En fin de prise en charge, pour faciliter l’archivage des dossiers, certains établissements scannent l’intégralité des documents en papier et reconstituent un dossier au format numérique. Se pose alors la question de savoir si les originaux au format papier peuvent être détruits ou s’ils doivent être conservés. La prudence recommande de conserver les papiers originaux et ce, pour deux raisons :

  • la première tient au fait que la réglementation impose aux établissements de conserver les informations de santé dans leur version originale durant 20 ans (1) à compter du dernier séjour ou de la dernière consultation externe (article R. 1112-7 du CSP), seule la saisie pénale les autorisant à s’en dessaisir ;
  • la seconde tient à des impératifs de preuve. En effet, la version numérisée de l’original papier est une copie électronique admise comme mode de preuve à la condition d’être une « reproduction fidèle et durable » (article 1348 al. 2 du Code Civil). Or, si le critère de durabilité (2) ne pose pas de difficulté particulière, le critère de fidélité, en revanche, est plus problématique puisqu’il exige que la copie « porte en elle les traces de toutes modifications ou altérations intervenues soit sur l’original avant sa reproduction soit sur la copie elle-même » (3). En pratique, aucun procédé n’est suffisamment fiable pour écarter tout risque de montage avant la numérisation (ex : modification d’un élément rendu invisible une fois le document scanné). À l’occasion d’un contentieux, si la partie adverse remet en cause l’intégrité de la copie par rapport à l’original, seule la présentation de ce dernier serait à même d’établir l’absence d’altération.

Il est important de se rappeler que le dossier patient est autant un mode de preuve qu’un outil de soins.

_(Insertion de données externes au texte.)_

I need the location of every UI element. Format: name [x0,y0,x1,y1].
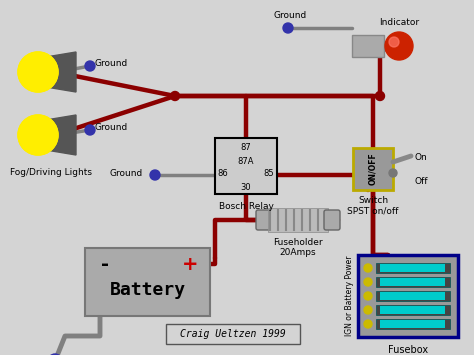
FancyBboxPatch shape [380,264,445,272]
Text: Fog/Driving Lights: Fog/Driving Lights [10,168,92,177]
FancyBboxPatch shape [358,255,458,337]
Text: +: + [182,255,198,273]
Text: Ground: Ground [95,124,128,132]
FancyBboxPatch shape [380,306,445,314]
Text: Bosch Relay: Bosch Relay [219,202,273,211]
Text: 86: 86 [218,169,228,179]
FancyBboxPatch shape [256,210,272,230]
Text: Ground: Ground [110,169,143,178]
FancyBboxPatch shape [324,210,340,230]
Text: Ground: Ground [273,11,307,20]
FancyBboxPatch shape [380,292,445,300]
Text: 85: 85 [264,169,274,179]
FancyBboxPatch shape [215,138,277,194]
FancyBboxPatch shape [376,319,450,329]
Text: IGN or Battery Power: IGN or Battery Power [346,256,355,336]
Text: Fusebox: Fusebox [388,345,428,355]
Circle shape [364,278,372,286]
Text: Off: Off [415,176,428,186]
Polygon shape [40,52,76,92]
Circle shape [389,37,399,47]
Circle shape [364,306,372,314]
FancyBboxPatch shape [376,277,450,287]
Circle shape [48,354,62,355]
Text: 87A: 87A [238,158,254,166]
Text: Ground: Ground [95,60,128,69]
Text: Craig Ueltzen 1999: Craig Ueltzen 1999 [180,329,286,339]
Circle shape [85,61,95,71]
FancyBboxPatch shape [352,35,384,57]
Text: 30: 30 [241,184,251,192]
FancyBboxPatch shape [166,324,300,344]
FancyBboxPatch shape [380,320,445,328]
Circle shape [364,292,372,300]
Circle shape [18,115,58,155]
Text: On: On [415,153,428,163]
FancyBboxPatch shape [376,305,450,315]
Circle shape [283,23,293,33]
Text: 87: 87 [241,143,251,153]
Text: Battery: Battery [109,281,185,299]
FancyBboxPatch shape [380,278,445,286]
Circle shape [364,264,372,272]
Circle shape [385,32,413,60]
Circle shape [150,170,160,180]
Circle shape [375,92,384,100]
FancyBboxPatch shape [353,148,393,190]
Circle shape [18,52,58,92]
FancyBboxPatch shape [85,248,210,316]
FancyBboxPatch shape [376,291,450,301]
Text: ON/OFF: ON/OFF [368,153,377,185]
FancyBboxPatch shape [268,208,328,232]
Circle shape [18,115,58,155]
Text: -: - [101,255,109,273]
Text: Indicator: Indicator [379,18,419,27]
Text: Switch
SPST on/off: Switch SPST on/off [347,196,399,215]
Polygon shape [40,115,76,155]
Circle shape [85,125,95,135]
Circle shape [364,320,372,328]
Circle shape [18,52,58,92]
Circle shape [171,92,180,100]
Circle shape [389,169,397,177]
FancyBboxPatch shape [376,263,450,273]
Text: Fuseholder
20Amps: Fuseholder 20Amps [273,238,323,257]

Si toutefois un établissement décidait de détruire les originaux au format papier par manque de place pour leur conservation, il est fortement recommandé d’établir, en interne, un « processus de reproduction » effectué avec soin et garantissant au maximum la crédibilité de la numérisation : description des opérations et sécurités mises en oeuvre (accès strict aux locaux et au logiciel réservés à quelques personnes seulement…).

Références

  1. En application de l’article L. 1223-3 du CSP, les établissements de transfusion sanguine et les établissements de santé disposant de dépôts de sang sont soumis aux bonnes pratiques issues de la décision du directeur général de l’Agence française de sécurité sanitaire des produits de santé (devenue Agence Nationale de Sécurité du Médicament et des produits de santé, ANSM) du 6 novembre 2006 qui préconisent la conservation des éléments de traçabilité des produits sanguins labiles transfusés (N° lot, identité receveur, date transfusion…) durant 30 ans. Il est donc recommandé aux établissements ayant pris en charge le receveur d’une transfusion sanguine de conserver durant ce même délai les éléments du dossier patient liés à la transfusion.
  2. « Est réputée durable toute reproduction indélébile de l’original qui entraîne une modification irréversible du support », article 1348 al. 2 Code Civil.
  3. Débats parlementaires ayant donné lieu à l’introduction de l’article 1348 dans le Code Civil.